Thurston was one of the greatest contemporary mathematicians; a huge figure in low-dimensional topology. I won’t bother writing out a mathematical biography – Wikipedia and MacTutor have all the relevant information, as usual, and I won’t pretend I know a huge amount about the exact details of Thurston’s achievement. Instead, I’ve tried to gather together a few links from around the web that give an idea of why Prof Thurston was so widely admired.

Thurston’s great work was to formalise the maths of three-dimensional spaces, an effort which produced the book Three-Dimensional Geometry and Topology: Volume 1, an expansion of lecture notes produced in the 80s which became an instant classic for its quality and scope.
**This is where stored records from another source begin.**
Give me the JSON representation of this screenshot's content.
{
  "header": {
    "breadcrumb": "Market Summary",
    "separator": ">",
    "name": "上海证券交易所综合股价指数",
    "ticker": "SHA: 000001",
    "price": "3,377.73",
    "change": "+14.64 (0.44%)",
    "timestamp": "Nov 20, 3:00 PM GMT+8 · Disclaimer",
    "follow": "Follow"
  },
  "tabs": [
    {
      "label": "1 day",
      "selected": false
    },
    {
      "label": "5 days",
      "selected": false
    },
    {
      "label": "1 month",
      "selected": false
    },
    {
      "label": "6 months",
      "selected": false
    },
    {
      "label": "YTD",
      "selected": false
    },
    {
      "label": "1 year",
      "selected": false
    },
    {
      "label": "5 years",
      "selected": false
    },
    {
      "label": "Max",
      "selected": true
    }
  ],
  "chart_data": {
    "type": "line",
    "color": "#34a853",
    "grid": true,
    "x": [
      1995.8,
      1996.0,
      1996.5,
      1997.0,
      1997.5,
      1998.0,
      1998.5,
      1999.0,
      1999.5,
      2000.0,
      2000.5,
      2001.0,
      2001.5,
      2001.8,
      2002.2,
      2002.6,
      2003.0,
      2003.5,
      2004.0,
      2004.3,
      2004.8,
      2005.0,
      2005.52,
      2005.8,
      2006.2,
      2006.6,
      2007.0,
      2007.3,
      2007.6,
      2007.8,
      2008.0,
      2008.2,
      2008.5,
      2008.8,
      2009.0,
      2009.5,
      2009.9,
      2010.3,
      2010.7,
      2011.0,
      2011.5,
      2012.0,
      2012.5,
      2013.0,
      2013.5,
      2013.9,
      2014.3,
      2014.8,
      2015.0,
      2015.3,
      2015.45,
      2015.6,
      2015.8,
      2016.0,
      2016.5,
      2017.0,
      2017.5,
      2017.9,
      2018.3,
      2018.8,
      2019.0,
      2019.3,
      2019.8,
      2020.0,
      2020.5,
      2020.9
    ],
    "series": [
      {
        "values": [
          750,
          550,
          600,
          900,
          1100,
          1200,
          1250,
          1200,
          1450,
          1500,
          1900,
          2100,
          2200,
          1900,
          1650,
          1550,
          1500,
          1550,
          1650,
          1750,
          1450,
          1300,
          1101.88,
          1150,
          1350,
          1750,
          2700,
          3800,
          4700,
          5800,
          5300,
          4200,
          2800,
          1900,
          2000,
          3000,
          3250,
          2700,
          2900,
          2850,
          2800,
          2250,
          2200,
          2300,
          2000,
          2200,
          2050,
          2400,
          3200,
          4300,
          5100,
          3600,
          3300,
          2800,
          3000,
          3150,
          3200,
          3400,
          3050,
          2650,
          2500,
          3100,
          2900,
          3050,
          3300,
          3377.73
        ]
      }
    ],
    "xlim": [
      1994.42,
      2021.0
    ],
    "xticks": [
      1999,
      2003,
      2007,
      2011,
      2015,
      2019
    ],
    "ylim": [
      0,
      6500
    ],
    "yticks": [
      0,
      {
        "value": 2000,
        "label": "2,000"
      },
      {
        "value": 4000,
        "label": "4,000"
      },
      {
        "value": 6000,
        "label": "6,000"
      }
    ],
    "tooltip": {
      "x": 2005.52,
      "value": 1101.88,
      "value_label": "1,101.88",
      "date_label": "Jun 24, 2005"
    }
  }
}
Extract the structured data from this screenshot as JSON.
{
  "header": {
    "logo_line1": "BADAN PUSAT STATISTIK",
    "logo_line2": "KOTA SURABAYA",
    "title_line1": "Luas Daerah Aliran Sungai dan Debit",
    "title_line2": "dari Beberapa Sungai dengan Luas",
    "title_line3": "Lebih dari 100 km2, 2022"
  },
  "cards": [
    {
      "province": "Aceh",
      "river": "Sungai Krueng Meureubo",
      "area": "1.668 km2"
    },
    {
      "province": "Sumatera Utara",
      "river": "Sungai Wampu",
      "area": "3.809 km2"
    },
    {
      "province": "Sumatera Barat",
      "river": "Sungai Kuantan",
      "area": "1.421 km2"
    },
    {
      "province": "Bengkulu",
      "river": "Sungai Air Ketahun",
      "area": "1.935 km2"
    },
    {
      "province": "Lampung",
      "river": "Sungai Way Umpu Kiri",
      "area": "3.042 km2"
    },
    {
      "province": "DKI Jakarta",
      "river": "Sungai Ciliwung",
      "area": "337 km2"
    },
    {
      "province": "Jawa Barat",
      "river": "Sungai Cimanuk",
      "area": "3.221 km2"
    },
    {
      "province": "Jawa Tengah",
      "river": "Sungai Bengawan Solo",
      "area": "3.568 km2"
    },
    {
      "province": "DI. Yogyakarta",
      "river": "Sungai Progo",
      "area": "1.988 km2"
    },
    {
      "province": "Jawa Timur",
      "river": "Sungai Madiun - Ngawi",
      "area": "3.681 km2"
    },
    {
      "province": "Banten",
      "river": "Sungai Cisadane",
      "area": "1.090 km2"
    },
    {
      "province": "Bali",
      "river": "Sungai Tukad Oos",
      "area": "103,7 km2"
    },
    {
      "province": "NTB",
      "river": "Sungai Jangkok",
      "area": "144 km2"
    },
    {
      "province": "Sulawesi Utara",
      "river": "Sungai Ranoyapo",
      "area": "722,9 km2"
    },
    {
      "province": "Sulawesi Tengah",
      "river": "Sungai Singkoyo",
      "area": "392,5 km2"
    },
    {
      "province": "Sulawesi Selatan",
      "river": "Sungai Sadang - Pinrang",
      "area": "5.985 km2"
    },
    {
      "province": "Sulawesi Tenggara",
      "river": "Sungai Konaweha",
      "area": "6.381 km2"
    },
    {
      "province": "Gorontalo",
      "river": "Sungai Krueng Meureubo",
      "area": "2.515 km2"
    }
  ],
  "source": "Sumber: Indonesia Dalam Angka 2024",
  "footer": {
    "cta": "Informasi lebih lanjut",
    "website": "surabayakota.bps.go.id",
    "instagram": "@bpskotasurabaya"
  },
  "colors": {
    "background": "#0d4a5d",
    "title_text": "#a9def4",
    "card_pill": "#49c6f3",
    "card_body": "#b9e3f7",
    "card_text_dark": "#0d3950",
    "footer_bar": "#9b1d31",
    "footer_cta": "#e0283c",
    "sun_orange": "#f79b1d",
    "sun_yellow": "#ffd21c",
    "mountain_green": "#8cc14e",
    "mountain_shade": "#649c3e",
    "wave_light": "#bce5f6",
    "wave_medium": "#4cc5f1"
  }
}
In 2005 the book won the first AMS Book Prize. The prize “recognizes an outstanding research book that makes a seminal contribution to the research literature”. If you can’t get hold of the book, a newly typed-up version of the original notes is online at the MSRI.

In 1982 Thurston proposed his geometrization conjecture, which states that “compact 3-manifolds can be decomposed canonically into submanifolds that have geometric structures”. It turned out that the geometrization conjecture had the Poincaré conjecture as a corollary; it was Thurston’s statement that Grigori Perelman finally proved in 2003.

It seems Thurston was quite active on MathOverflow; his profile page is quite interesting.

In 2010, Thurston collaborated with Dai Fujiwara on a line of clothing inspired by his geometric models. You can see the two discussing the work here:

A document that has been circulating along with news of Thurston’s death is his essay “On proof and progress in mathematics“, in which he discussed with great insight some of the big questions about the culture of mathematics: what is it mathematicians accomplish; how is mathematical understanding communicated; what is a proof?